The common theme with these cultural factors is that the organisation has become rigid and has stopped learning, learning from its customers, its employees and its rivals.
Large organisations can grow to the point that they become so complex that many employees are totally cut off from the real purpose of the organisation, i.e selling products or providing a service to customers. For these employees the purpose of the organisation has become the smooth running of the organisation.
Large numbers of experienced, capable employees work hard, follow processes, calculate metrics and swap vast numbers of emails, “fyi”. They are subject to annual performance reviews in which targets are set, achievement is measured and rewards flow to those whose performance conforms to those idealised targets.
Compliance with processes and standards becomes the professional and responsible way to approach work. Indeed, professionalism and conformity can become indistinguishable from each other. Improvements are possible, but they are strictly marginal increments. The organisation learns how to carry on working the same way, but slightly more efficiently and effectively.
Sure, in software development CMMI can lead to greater rigour and to steady improvements, but they are unlikely to be radical.

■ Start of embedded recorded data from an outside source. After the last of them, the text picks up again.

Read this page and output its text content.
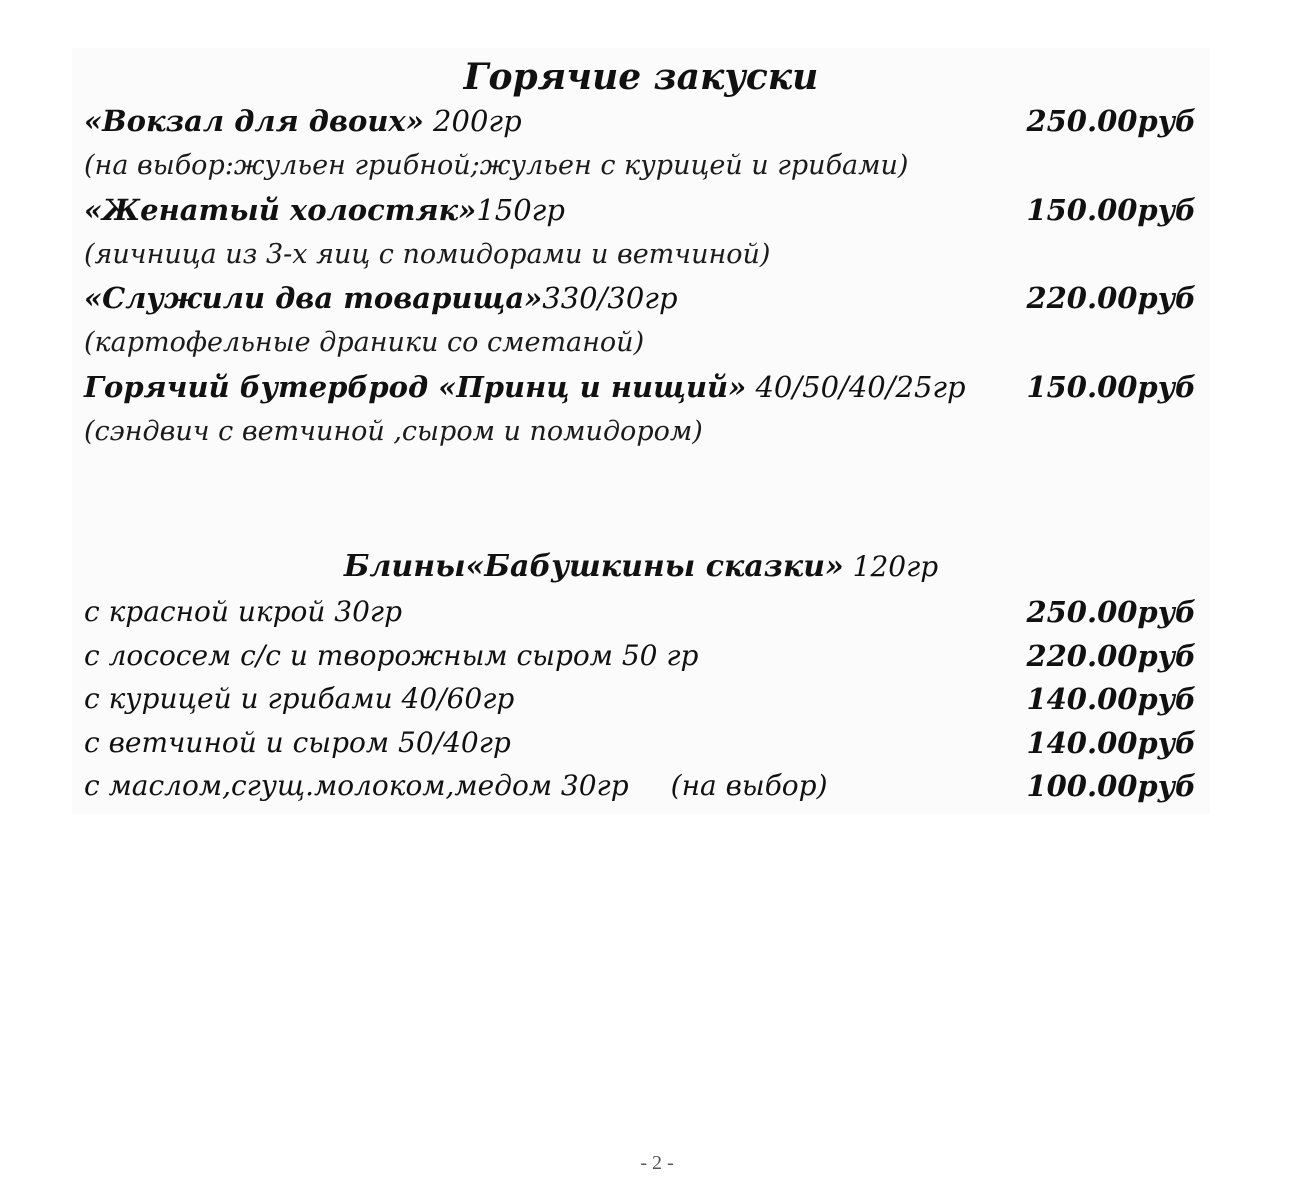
Горячие закуски
«Вокзал для двоих» 200гр	250.00руб
(на выбор:жульен грибной;жульен с курицей и грибами)
«Женатый холостяк»150гр	150.00руб
(яичница из 3-х яиц с помидорами и ветчиной)
«Служили два товарища»330/30гр	220.00руб
(картофельные драники со сметаной)
Горячий бутерброд «Принц и нищий» 40/50/40/25гр 150.00руб
(сэндвич с ветчиной ,сыром и помидором)
Блины«Бабушкины сказки» 120гр
с красной икрой 30гр	250.00руб
с лососем с/с и творожным сыром 50 гр	220.00руб
с курицей и грибами 40/60гр	140.00руб
с ветчиной и сыром 50/40гр	140.00руб
с маслом,сгущ.молоком,медом 30гр (на выбор)	100.00руб
- 2 -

As Ben Simo put it when he contributed to an article I wrote on testing standards; “if an organisation is at a level less than the intent of level 5, CMM seems to often lock in ignorance that existed when the process was created”.
Seemingly radical change certainly does occur, but it is usually a case of managers being replaced, organisation structures being put through the blender, or whole departments being outsourced. All this chaos and disruption is predicated on the need to produce a more polished and refined version of the past, not to do anything radically different or better.
Such maturity models effectively discourage people from saying, “hang on, we’re on the wrong track here”. People who do try to speak out and to highlight fundamental flaws in working practices are liable to be seen as rebels and troublemakers, not team players.
Improvement is tied to metrics. The underlying assumption on which this paradigm rests is that measurement and metrics provide an objective insight into reality. The only acceptable insights are objective, and there is a hugely damaging and unchallenged false assumption that objectivity requires numbers. If there is a problem it will be detected in the numbers. Unfortunately these numbers are the product of the existing worldview and simply affirm that worldview.
Potential usability evangelists can see the problem, and understand its cause, but working within such a constrained and blinkered environment they might as well be trying to make their colleagues understand an alternative universe in which the laws of physics don’t apply.
The metrics were designed only to illuminate the problems that were imagined. Those problems that were never conceived lack the numerical evidence that justifies reform. Without such evidence the concerns of individuals are dismissed as subjective, as a matter of opinion rather than objective fact.
As I said, such a culture inhibits all sorts of reform, but I believe that it would be particularly dispiriting for budding usability evangelists. Faced with rejection and crushing disapproval they would either learn to conform or they would leave for a more enlightened employer.
Is the picture I’ve painted accurate? I’ve no figures or hard evidence, but my argument ties in with my own experience of how a company’s culture can suffocate innovation. Certainly, too much focus on measurement can be damaging. That is well established. See Robert Austin’s book, “Measuring and Managing Performance in Organizations”. Can anyone shed light on this? What is it that stops organisations moving out of the usability death zone? What makes the UX evangelists give up? I’d love to hear what people think about this problem.